# Does $x,y,z>0$ and $x+y+z=1$ imply $\left(1+\frac 1x\right)\left(1+\frac 1y \right)\left(1+\frac 1z \right)\ge 64$?

If $$x,y,z$$ are positive real numbers such that $$x+y+z=1$$ then is it true that

$$\left(1+\dfrac 1x\right)\left(1+\dfrac 1y \right)\left(1+\dfrac 1z \right)\ge 64$$ ?

• @miracle173 No, it isn't.
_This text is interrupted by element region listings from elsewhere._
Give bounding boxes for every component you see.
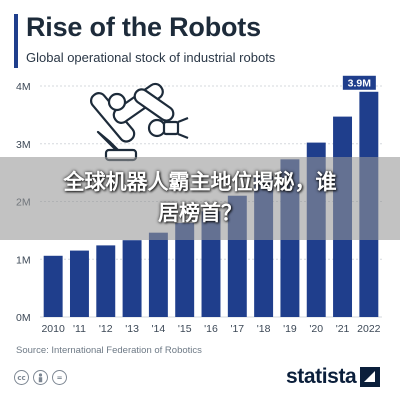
bar bbox=[148, 232, 168, 317]
overlay-line-1: 全球机器人霸主地位揭秘，谁 bbox=[63, 170, 337, 194]
creative-commons-icon: cc bbox=[14, 370, 29, 385]
y-tick-label: 3M bbox=[16, 139, 31, 151]
statista-logo[interactable]: statista bbox=[286, 365, 381, 389]
x-tick-label: '18 bbox=[257, 323, 271, 335]
x-tick-label: '20 bbox=[309, 323, 323, 335]
x-tick-label: '13 bbox=[125, 323, 139, 335]
x-tick-label: '17 bbox=[230, 323, 244, 335]
bar bbox=[69, 250, 89, 317]
y-tick-label: 0M bbox=[16, 312, 31, 324]
bar bbox=[43, 255, 63, 317]
no-derivatives-icon: = bbox=[52, 370, 67, 385]
x-tick-label: '16 bbox=[204, 323, 218, 335]
bar bbox=[96, 245, 116, 317]
x-tick-label: '11 bbox=[73, 323, 86, 335]
x-tick-label: 2022 bbox=[357, 323, 381, 335]
x-tick-label: '12 bbox=[99, 323, 113, 335]
x-tick-label: '15 bbox=[178, 323, 192, 335]
bar bbox=[122, 240, 142, 317]
x-tick-label: 2010 bbox=[41, 323, 65, 335]
chart-title: Rise of the Robots bbox=[26, 12, 261, 42]
source-note: Source: International Federation of Robo… bbox=[16, 345, 202, 356]
data-label-box bbox=[342, 75, 376, 90]
title-accent-bar bbox=[14, 14, 18, 68]
overlay-line-2: 居榜首？ bbox=[158, 201, 242, 225]
x-tick-label: '19 bbox=[283, 323, 297, 335]
y-tick-label: 1M bbox=[16, 254, 31, 266]
x-tick-label: '14 bbox=[152, 323, 166, 335]
overlay-banner: 全球机器人霸主地位揭秘，谁 居榜首？ bbox=[0, 157, 400, 240]
statista-mark-icon bbox=[360, 367, 381, 387]
license-icons: cc = bbox=[14, 370, 67, 385]
attribution-icon bbox=[33, 370, 48, 385]
robot-arm-icon bbox=[89, 82, 189, 162]
chart-subtitle: Global operational stock of industrial r… bbox=[26, 50, 276, 65]
overlay-headline: 全球机器人霸主地位揭秘，谁 居榜首？ bbox=[10, 167, 390, 229]
brand-name: statista bbox=[286, 365, 357, 388]
bar bbox=[175, 222, 195, 317]
x-tick-label: '21 bbox=[336, 323, 350, 335]
y-tick-label: 4M bbox=[16, 81, 31, 93]
data-label: 3.9M bbox=[348, 77, 372, 89]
The sum is $1$, and the product is $4*4*4=64$. – Henrik Nov 23 '14 at 8:55
• It smells like Jensen's inequality. – carlosayam Nov 23 '14 at 8:57
• Hum, Jensen's inequality seems to give an smaller bound ... sorry. – carlosayam Nov 23 '14 at 9:08

By inequality between harmonic and geometric mean we have: $$\left(1+\frac{1}{x}\right)\left(1+\frac{1}{y}\right)\left(1+\frac{1}{z}\right)\ge\left(\frac{3}{\frac{x}{x+1}+\frac{y}{y+1}+\frac{z}{z+1}}\right)^3$$ Now if we prove that $$\frac{x}{x+1}+\frac{y}{y+1}+\frac{z}{z+1}\le\frac{3}{4}$$ we are done. But it is the same to prove that $$\frac{1}{x+1}+\frac{1}{y+1}+\frac{1}{z+1}\ge\frac{3}{\frac{x+1+y+1+z+1}{3}}=\frac{9}{4}.$$ The last inequality is the inequality between harmonic and arithmetic mean.
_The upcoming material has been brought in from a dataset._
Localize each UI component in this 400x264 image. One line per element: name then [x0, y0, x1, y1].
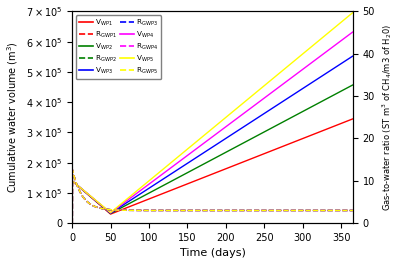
Y-axis label: Cumulative water volume (m$^3$): Cumulative water volume (m$^3$)	[6, 41, 20, 193]
X-axis label: Time (days): Time (days)	[180, 248, 246, 258]
Legend: V$_\mathregular{WP1}$, R$_\mathregular{GWP1}$, V$_\mathregular{WP2}$, R$_\mathre: V$_\mathregular{WP1}$, R$_\mathregular{G…	[76, 15, 161, 79]
Y-axis label: Gas-to-water ratio (ST m$^3$ of CH$_4$/m3 of H$_2$0): Gas-to-water ratio (ST m$^3$ of CH$_4$/m…	[380, 24, 394, 211]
By using Jensen's inequality with the convex function $f(x) = \log(1+\frac1x)$, we get $$f(x)+f(y)+f(y) \ge 3f\left(\frac{x+y+z}3\right) = 3\log4$$ which on exponentiation gives the inequality.
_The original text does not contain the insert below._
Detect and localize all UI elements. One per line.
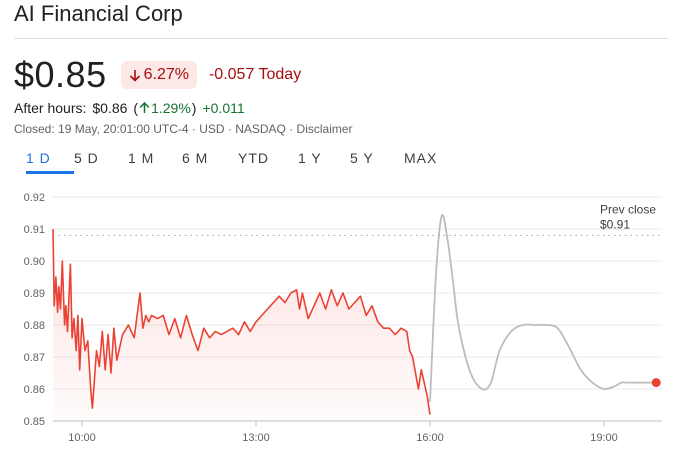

• Very economical.+1 – daniel Nov 23 '14 at 10:20

By AM-GM, we have $$1+x=\frac{1}3+\frac13+\frac13+x\ge 4\sqrt[4]{\frac{x}{3^3}}.$$ So $$(1+x)(1+y)(1+z)\ge 4^3\sqrt[4]{\frac{xyz}{3^9}}.$$ We then need only show that $$\sqrt[4]{\frac{xyz}{3^9}}\ge xyz,$$ or that $$1\ge 3^3xyz.$$ The last inequality is clear thanks to AM-GM.

It is equivalent to show $$(x+x+y+z)(x+y+y+z)(x+y+z+z)\geq 64 xyz.$$

This is just AM-GM.

Use AM-GM to $(x+x+y+z)$, $(x+y+y+z)$, $(x+y+z+z)$.

Use the first equation to rewrite $z$in terms of $x$ and $y$, and then consider Consider the function $\mathbb R^2\to\mathbb R$: $$f(x,y)= \left(1+\frac{1}{x}\right)\left(1+\frac{1}{y}\right)\left(1+\frac{1}{\text{your expression for z}}\right)$$ you are then looking for it's minimum which should be findable by elementary analytic methods.